By Javier Surasky
(Estimated reading
time: about 14 minutes)
Since
artificial intelligence began to integrate into everyday life, an almost
automatic comparison has emerged: Does AI resemble the human brain?
The
question arises intuitively because both "learn" and "generate responses", but it
also leads to confusion if not scrutinized. Understanding the
similarities, how they diverge, and the ethical and governance
implications of this relationship is essential, especially from the
perspectives of international relations and the social sciences.
The human
brain is a biological organ—the product of millions of years of evolution. It
is estimated to contain approximately 86 billion neurons, interconnected by
chemical and electrical synapses, forming a hierarchical, modular
architecture of enormous complexity. As Suzana Herculano-Houzel (2009:2) notes, "the human brain is not exceptional in its cellular composition", which
places its organization in continuity with that of other mammals, though with an exceptionally high number of neurons.
There are
multiple types of neurons in the brain, each with specific electrophysiological
properties that are influenced by neurotransmitters such as dopamine, serotonin,
norepinephrine, and acetylcholine. Brain functioning is also immersed in a
chemical–hormonal environment that regulates its activity, modulates its
plasticity, and shapes its learning capacity.
Modern AI,
by contrast, runs on specialized digital hardware such as GPUs, TPUs, and other
accelerators, and is based on mathematical models that optimize specific
functions. A central component of this AI is the so-called "artificial
neurons," a concept that dates back to the mid-1950s and has gained relevance
with the rise of machine learning and deep neural networks.
Each
artificial neuron in a neural network "computes a weighted sum of their
inputs and apply a nonlinear function to this sum" (Goodfellow, Bengio
& Courville, 2016:167) to produce an output.

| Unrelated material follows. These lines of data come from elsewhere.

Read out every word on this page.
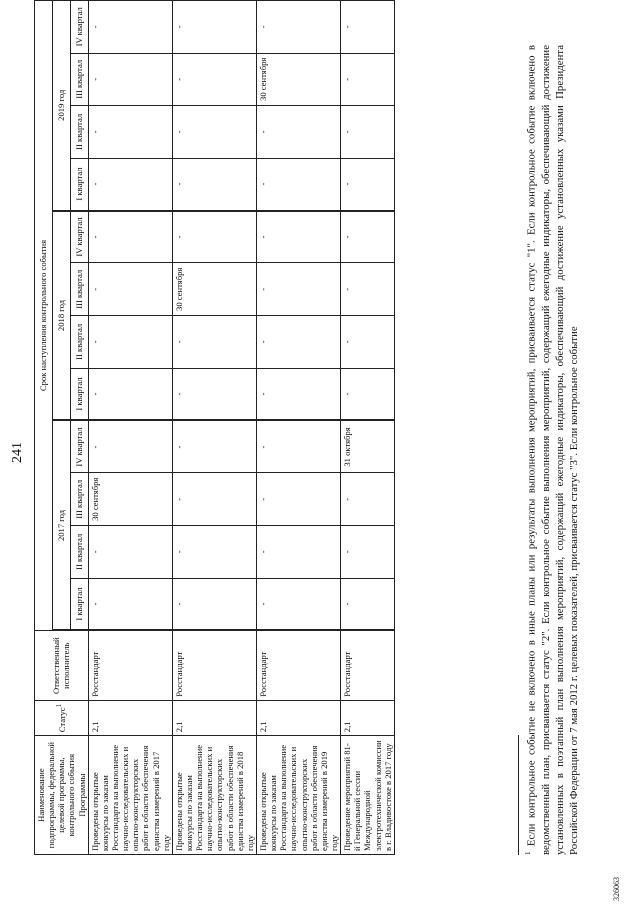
241
Наименование подпрограммы, федеральной целевой программы, контрольного события Программы	Статус$^1$	Ответственный исполнитель	Срок наступления контрольного события											
			2017 год				2018 год				2019 год			
			I квартал	II квартал	III квартал	IV квартал	I квартал	II квартал	III квартал	IV квартал	I квартал	II квартал	III квартал	IV квартал
Проведены открытые конкурсы по заказам Росстандарта на выполнение научно-исследовательских и опытно-конструкторских работ в области обеспечения единства измерений в 2017 году	2,1	Росстандарт	-	-	30 сентября	-	-	-	-	-	-	-	-	-
Проведены открытые конкурсы по заказам Росстандарта на выполнение научно-исследовательских и опытно-конструкторских работ в области обеспечения единства измерений в 2018 году	2,1	Росстандарт	-	-	-	-	-	-	30 сентября	-	-	-	-	-
Проведены открытые конкурсы по заказам Росстандарта на выполнение научно-исследовательских и опытно-конструкторских работ в области обеспечения единства измерений в 2019 году	2,1	Росстандарт	-	-	-	-	-	-	-	-	-	-	30 сентября	-
Проведение мероприятий 81-й Генеральной сессии Международной электротехнической комиссии в г. Владивостоке в 2017 году	2,1	Росстандарт	-	-	-	31 октября	-	-	-	-	-	-	-	-
$^1$ Если контрольное событие не включено в иные планы или результаты выполнения мероприятий, присваивается статус "1". Если контрольное событие включено в ведомственный план, присваивается статус "2". Если контрольное событие выполнения мероприятий, содержащий ежегодные индикаторы, обеспечивающий достижение установленных в поэтапный план выполнения мероприятий, содержащий ежегодные индикаторы, обеспечивающий достижение установленных указами Президента Российской Федерации от 7 мая 2012 г. целевых показателей, присваивается статус "3". Если контрольное событие
326063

Their similarity to a biological neuron is, however, overstated, and the distance between the two types of neurons is vast.
To begin
with, consider energy efficiency. The Human Brain Project (2023) estimates that
"a human brain uses roughly 20 Watts to work", less than a household
light bulb, while training large-scale AI models requires vastly greater
energy and infrastructure resources.
In the
domain of learning, the brain relies on synaptic plasticity—that is, the
ability to strengthen or weaken connections between neurons depending on joint
activation patterns, modifying synaptic efficacy and the shape of dendritic
spines. As Citri and Malenka (2008:18) summarize, "Synaptic plasticity is
the major mechanism by which experience modifies brain function." It is a
continuous, multimodal, and deeply contextual form of learning that shapes the configuration of our brains in response to our experiences and needs.
AI, by
contrast, learns through statistical optimization: loss functions, gradients,
and rules for adjusting the weights of its artificial neurons, along with other
statistical–mathematical techniques. Its goal is to process large volumes of
data. In the words of LeCun, Bengio, and Hinton (2015:43), "deep learning
allows computational models that are composed of multiple processing layers to
learn representations of data with multiple levels of abstraction."
Although
both systems modify internal connections, AI requires enormous amounts of data,
learns in discrete stages, depends on predefined error functions, and lacks the
kind of innate inductive biases that guide human learning.
Another
superficial similarity is distributed representation: neither the brain nor AI
stores concepts in a single unit. Both generate complex activation patterns that enable AI models to serve as working hypotheses for studying vision,
language, and semantic categorization. However, this functional convergence does
not imply cognitive equivalence. Humans incorporate social context, ethical
intuitions, autobiographical memory, and embodied experience into our cognitive
processes. AI, in contrast, generates outputs based on statistical correlations
with no semantic understanding or subjective experience. As Bender, Gebru,
McMillan-Major, and Mitchell (2021:1) observed, "an LM is a system for
haphazardly stitching together sequences of linguistic forms (…) without any
reference to meaning."
The deepest
difference arises when considering consciousness. In the film Transcendence
(2014), the AI scientist played by Morgan Freeman poses a persistent question
to the advanced AI systems he encounters: "Do you have self-awareness?" This is the
critical boundary: the human brain not only processes information but also
generates emotions, intentionality, and subjective experience. No current AI
model is capable of that. "Conscious access allows us to extract meaning and
reason about it" (Dehaene, 2014:105).
If
biological neurons are so superior to artificial ones, can a person run an AI
algorithm on their neurons? The answer is categorical: no. There are
structural, biological, and computational reasons behind this conclusion.
An
artificial algorithm operates by applying explicit mathematical operations. The brain has neither "mathematical working memory nor an operation register that would allow this, which is why our brain can perform mathematical
operations but with far less precision than AI. We have not develooed "tensors"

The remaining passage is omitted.